To The Daily Sun,
As was reflected in the Gilmanton selectmen's minutes of April 4, 11 ,18 and 25, the selectmen were unanimous in their support of audio-recording their public minutes and the saving of those recordings for seven years. At the time, I imagine, they felt there was nothing to fear in having the meetings recorded. They have obviously discovered otherwise. They have completely reversed their decision and there will no longer be any further recording (see story - May 20). It would seem, then, that they have in fact found that there is something to fear after all. And that would be: themselves! The truth is the Gilmanton selectmen and town administrator have discontinued recordings to
protect themselves, from themselves.
It won't work, and this is why:
If anyone in Gilmanton were to take the time to review the existing recordings and documented minutes of the last few months, they would discover their local governing body consists of two completely inexperienced selectmen and one, though a bit more experienced, more a follower than a leader and thereby oftentimes ineffective, and a town administrator who has developed a consistent history of passing the buck and scapegoating. Combinations which have resulted in more than a few serious mistakes. Worse, the tapes and minutes demonstrate that when confronted with these mistakes, they have shown a very unflattering side of themselves as less of a governing body and
more as a group more driven by their own arrogant self-centeredness, self-interests and agendas than public service. Not exactly what you want to have an audio record of . . . and so they stopped recording.
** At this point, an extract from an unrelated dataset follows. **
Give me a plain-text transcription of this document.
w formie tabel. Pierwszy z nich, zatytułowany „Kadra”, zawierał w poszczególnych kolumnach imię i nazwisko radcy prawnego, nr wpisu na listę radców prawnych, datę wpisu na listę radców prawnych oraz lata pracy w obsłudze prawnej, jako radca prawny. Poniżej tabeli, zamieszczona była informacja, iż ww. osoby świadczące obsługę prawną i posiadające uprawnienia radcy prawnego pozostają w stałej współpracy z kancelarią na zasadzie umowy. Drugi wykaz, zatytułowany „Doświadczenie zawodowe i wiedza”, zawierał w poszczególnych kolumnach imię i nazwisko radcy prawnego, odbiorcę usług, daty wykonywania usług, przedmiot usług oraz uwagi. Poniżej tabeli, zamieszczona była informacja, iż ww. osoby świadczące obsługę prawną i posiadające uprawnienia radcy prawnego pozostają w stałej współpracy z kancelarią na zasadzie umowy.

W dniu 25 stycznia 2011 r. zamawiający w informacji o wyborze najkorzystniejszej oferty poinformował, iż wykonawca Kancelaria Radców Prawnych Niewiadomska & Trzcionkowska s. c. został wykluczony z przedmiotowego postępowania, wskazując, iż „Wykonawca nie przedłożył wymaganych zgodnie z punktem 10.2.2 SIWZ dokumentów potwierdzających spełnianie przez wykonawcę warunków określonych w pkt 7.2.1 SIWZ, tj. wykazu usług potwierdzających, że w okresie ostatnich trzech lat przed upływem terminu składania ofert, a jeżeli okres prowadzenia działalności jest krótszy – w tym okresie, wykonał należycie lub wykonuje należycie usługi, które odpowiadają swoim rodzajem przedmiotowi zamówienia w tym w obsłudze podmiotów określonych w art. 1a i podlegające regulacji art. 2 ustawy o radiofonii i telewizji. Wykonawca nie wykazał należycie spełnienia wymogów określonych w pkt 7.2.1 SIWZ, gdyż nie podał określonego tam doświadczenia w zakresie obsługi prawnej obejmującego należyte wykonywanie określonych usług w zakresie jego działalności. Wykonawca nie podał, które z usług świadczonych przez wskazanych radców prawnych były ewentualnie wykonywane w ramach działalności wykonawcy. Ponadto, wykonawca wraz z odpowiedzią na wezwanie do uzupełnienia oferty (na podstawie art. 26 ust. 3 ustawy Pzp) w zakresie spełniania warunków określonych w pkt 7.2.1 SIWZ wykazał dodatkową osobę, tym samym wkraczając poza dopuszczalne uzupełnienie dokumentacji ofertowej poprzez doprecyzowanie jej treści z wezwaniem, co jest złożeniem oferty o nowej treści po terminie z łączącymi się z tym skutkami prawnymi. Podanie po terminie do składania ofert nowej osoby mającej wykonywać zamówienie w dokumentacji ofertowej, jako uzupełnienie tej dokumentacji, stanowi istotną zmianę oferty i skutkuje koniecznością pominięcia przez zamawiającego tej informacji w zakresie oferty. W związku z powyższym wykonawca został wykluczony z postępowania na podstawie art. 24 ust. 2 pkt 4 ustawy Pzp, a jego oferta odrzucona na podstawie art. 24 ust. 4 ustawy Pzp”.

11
The point is though, it's too late! The decision to quit recording falls somewhere between putting your foot in your mouth (which they've done sowell, so often ) and shooting yourself in the foot. By fully advocating something and then discontinuing it because it revealed things they did not want the community to be aware of, the selectman and town administrator have simply drawn even more attention and scrutiny to themselves. The spotlight is on! Now, everyone at these meetings will be recording their own minutes and matching those recordings to the officially released minutes, and I would think those minutes had better match up to the extent that they satisfy the guidelines under RSA 91-A:2 "Meetings Open To The Public." If the board and administrator think they can sugar-coat and somehow edit out their embarrassing inadequacies from the public minutes, they are mistaken.
It may help if they try to remember that transparency isn't some gift they give to the people, or some talking-point they use to get elected. It is a legal obligation. They need to abide by it, and be held to it.